Probably the biggest international problem is differences between Member States in determining who shall be identified as the BO.
As mentioned above, according to the Anti-Money Laundering Directive, the BO means any natural person who directly or indirectly controls more than 25 % votes of the company. If, after having exhausted all possible means and provided there are no grounds for suspicion, no person can be identified as BO or if there is any doubt that the person identified is the actual BO, then the natural person who hold the position of senior managing officials shall be held as the BO. It is important to note that differences occur between Member States in specifying which head of legal entity should be identified as the BO. It means that in one Member State, it is necessary to indicate the head of the legal entity itself (e.g. management board member of the reporting entity) (Latvia) and, in other countries (Estonia, Lithuania), the head of the shareholder should be registered as the BO. This can cause inconvenience identifying the parent company’s BO.
Also other problem in this case, if the scheduled adjustment in Lithuania does not change, is that Lithuanian legal entities will have to provide data to processor not just about the ultimate beneficial owner (UBO) as a natural person, but about the whole structure of the chain of legal entities.

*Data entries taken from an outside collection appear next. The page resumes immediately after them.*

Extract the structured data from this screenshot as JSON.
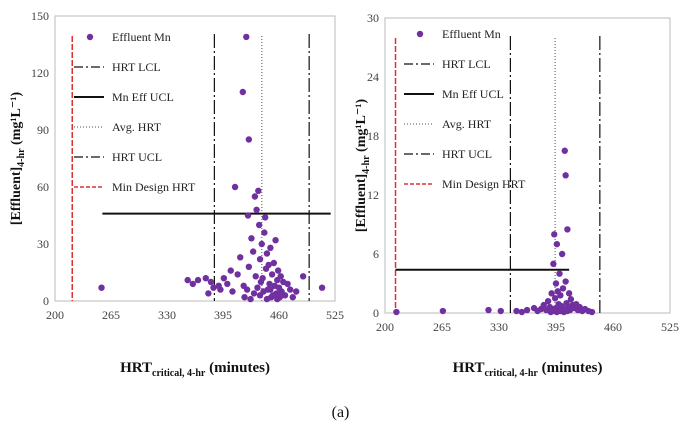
{
  "caption": "(a)",
  "colors": {
    "point": "#7030A0",
    "hrt_limits": "#111111",
    "ucl": "#111111",
    "avg_hrt": "#888888",
    "min_design": "#E03030",
    "frame": "#bbbbbb"
  },
  "chart_data": [
    {
      "type": "scatter",
      "title": "",
      "xlabel": "HRT",
      "xlabel_sub": "critical, 4-hr",
      "xlabel_suffix": " (minutes)",
      "ylabel": "[Effluent]",
      "ylabel_sub": "4-hr",
      "ylabel_unit": " (mg¹L⁻¹)",
      "xlim": [
        200,
        525
      ],
      "ylim": [
        0,
        150
      ],
      "xticks": [
        200,
        265,
        330,
        395,
        460,
        525
      ],
      "yticks": [
        0,
        30,
        60,
        90,
        120,
        150
      ],
      "legend_position": "top-left",
      "legend": [
        "Effluent Mn",
        "HRT LCL",
        "Mn Eff UCL",
        "Avg. HRT",
        "HRT UCL",
        "Min Design HRT"
      ],
      "reference_lines": {
        "hrt_lcl": 385,
        "hrt_ucl": 495,
        "avg_hrt": 440,
        "min_design_hrt": 220,
        "mn_eff_ucl": {
          "y": 46,
          "x_from": 255,
          "x_to": 520
        }
      },
      "points": [
        [
          254,
          7
        ],
        [
          354,
          11
        ],
        [
          360,
          9
        ],
        [
          366,
          11
        ],
        [
          375,
          12
        ],
        [
          378,
          4
        ],
        [
          381,
          10
        ],
        [
          384,
          7
        ],
        [
          390,
          8
        ],
        [
          392,
          6
        ],
        [
          396,
          12
        ],
        [
          400,
          9
        ],
        [
          404,
          16
        ],
        [
          406,
          5
        ],
        [
          409,
          60
        ],
        [
          412,
          14
        ],
        [
          415,
          23
        ],
        [
          418,
          110
        ],
        [
          419,
          8
        ],
        [
          422,
          139
        ],
        [
          424,
          45
        ],
        [
          425,
          85
        ],
        [
          425,
          18
        ],
        [
          428,
          33
        ],
        [
          430,
          26
        ],
        [
          432,
          55
        ],
        [
          433,
          13
        ],
        [
          434,
          48
        ],
        [
          436,
          58
        ],
        [
          437,
          40
        ],
        [
          438,
          22
        ],
        [
          438,
          3
        ],
        [
          440,
          30
        ],
        [
          441,
          12
        ],
        [
          443,
          36
        ],
        [
          444,
          44
        ],
        [
          445,
          17
        ],
        [
          446,
          25
        ],
        [
          447,
          6
        ],
        [
          448,
          19
        ],
        [
          449,
          9
        ],
        [
          450,
          28
        ],
        [
          451,
          2
        ],
        [
          452,
          14
        ],
        [
          454,
          20
        ],
        [
          455,
          8
        ],
        [
          456,
          32
        ],
        [
          457,
          4
        ],
        [
          458,
          11
        ],
        [
          459,
          16
        ],
        [
          460,
          7
        ],
        [
          462,
          13
        ],
        [
          463,
          5
        ],
        [
          465,
          10
        ],
        [
          467,
          3
        ],
        [
          470,
          9
        ],
        [
          473,
          6
        ],
        [
          476,
          2
        ],
        [
          480,
          5
        ],
        [
          488,
          13
        ],
        [
          510,
          7
        ],
        [
          420,
          2
        ],
        [
          423,
          6
        ],
        [
          427,
          1
        ],
        [
          431,
          4
        ],
        [
          435,
          7
        ],
        [
          439,
          10
        ],
        [
          442,
          5
        ],
        [
          446,
          1
        ],
        [
          450,
          6
        ],
        [
          453,
          3
        ],
        [
          458,
          1
        ],
        [
          461,
          2
        ]
      ]
    },
    {
      "type": "scatter",
      "title": "",
      "xlabel": "HRT",
      "xlabel_sub": "critical, 4-hr",
      "xlabel_suffix": " (minutes)",
      "ylabel": "[Effluent]",
      "ylabel_sub": "4-hr",
      "ylabel_unit": " (mg¹L⁻¹)",
      "xlim": [
        200,
        525
      ],
      "ylim": [
        0,
        30
      ],
      "xticks": [
        200,
        265,
        330,
        395,
        460,
        525
      ],
      "yticks": [
        0,
        6,
        12,
        18,
        24,
        30
      ],
      "legend_position": "top-left",
      "legend": [
        "Effluent Mn",
        "HRT LCL",
        "Mn Eff UCL",
        "Avg. HRT",
        "HRT UCL",
        "Min Design HRT"
      ],
      "reference_lines": {
        "hrt_lcl": 343,
        "hrt_ucl": 445,
        "avg_hrt": 394,
        "min_design_hrt": 212,
        "mn_eff_ucl": {
          "y": 4.4,
          "x_from": 212,
          "x_to": 410
        }
      },
      "points": [
        [
          213,
          0.1
        ],
        [
          266,
          0.2
        ],
        [
          318,
          0.3
        ],
        [
          332,
          0.2
        ],
        [
          350,
          0.2
        ],
        [
          356,
          0.1
        ],
        [
          362,
          0.3
        ],
        [
          370,
          0.5
        ],
        [
          374,
          0.2
        ],
        [
          378,
          0.4
        ],
        [
          381,
          0.8
        ],
        [
          384,
          0.3
        ],
        [
          386,
          1.2
        ],
        [
          388,
          0.6
        ],
        [
          390,
          2.0
        ],
        [
          391,
          0.4
        ],
        [
          392,
          5.0
        ],
        [
          393,
          8.0
        ],
        [
          394,
          1.5
        ],
        [
          395,
          3.0
        ],
        [
          395,
          0.5
        ],
        [
          396,
          7.0
        ],
        [
          397,
          2.2
        ],
        [
          398,
          0.9
        ],
        [
          399,
          4.0
        ],
        [
          400,
          1.8
        ],
        [
          401,
          0.7
        ],
        [
          402,
          6.0
        ],
        [
          403,
          2.5
        ],
        [
          404,
          0.4
        ],
        [
          405,
          16.5
        ],
        [
          406,
          14.0
        ],
        [
          406,
          3.2
        ],
        [
          407,
          1.0
        ],
        [
          408,
          8.5
        ],
        [
          409,
          0.6
        ],
        [
          410,
          2.0
        ],
        [
          411,
          0.3
        ],
        [
          412,
          1.4
        ],
        [
          414,
          0.8
        ],
        [
          416,
          0.5
        ],
        [
          418,
          0.9
        ],
        [
          420,
          0.3
        ],
        [
          422,
          0.6
        ],
        [
          425,
          0.2
        ],
        [
          428,
          0.4
        ],
        [
          432,
          0.2
        ],
        [
          436,
          0.1
        ],
        [
          389,
          0.1
        ],
        [
          392,
          0.2
        ],
        [
          396,
          0.1
        ],
        [
          400,
          0.2
        ],
        [
          404,
          0.1
        ],
        [
          408,
          0.2
        ]
      ]
    }
  ]
}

If a group of legal entities crosses Lithuania or if the structure of a legal entity is complicated then there may be problems in setting the BO (or UBO) and in submitting the documents to the processor.
Furthermore in Estonia the currently prevailing interpretation of the law is even more absurd in case of a company owned by the state or a city. According to the guidelines issued by the Ministry
of Finance, in such a case the respective minister or the mere shall be registered as the BO. The guidelines do not allow the registration of the state or the city. Yet it is, of course, clear that the minister or the mere is not the person who actually benefits from the state/city-owned company. Thus the current regulation is pointless.
Difficulties can also occur in other situations, for example, according to Estonian law, the natural person who holds the position of a senior managing official is deemed as a BO. According to the guidelines, this means that the members of the board of the controlling company shall be registered as BO-s. This raises practical problems. First, considering that the local board members may not be aware of changes of management on higher structures, such reported data may be incorrect. Further, inter alia, the Estonian legal chancellor has argued that such conclusion places disproportionate administrative burden on the local company (especially considering that management structures may considerably differ in Member States). In our view, this administrative burden would be justified if the actual BO would be specified as a result (as is the general rule). However, it is clear that the board members of the (grand) parent company are not the actual BO-s. In view of this, it does not make sense to place such investigative burden on local board members. Instead, it would make more sense to register local board members as BO-s in case the actual controlling natural person cannot be identified. To our knowledge this latter interpretation has been adopted in most other EU countries. An even better solution would be to state that BO-s cannot be identified, then the names would not cause any confusion.
As we can see there are a lot of discrepancies and differences in the international Anti-Money Laundering regulation and non-compliance of the requirements can cause very strict sanctions, therefore it is worth taking proper care of submitting all the necessary data related to beneficial owners to the authorized authorities, as well as carrying out a deep advance analysis of the data to be submitted.
(1) According to the regulation in Latvia, date of birth and the State which issued the personal ID card is required only for persons who has no personal code.
(2) It must be pointed out that Latvia has chosen a very similar way of implementing the Anti-Money Laundering Directive.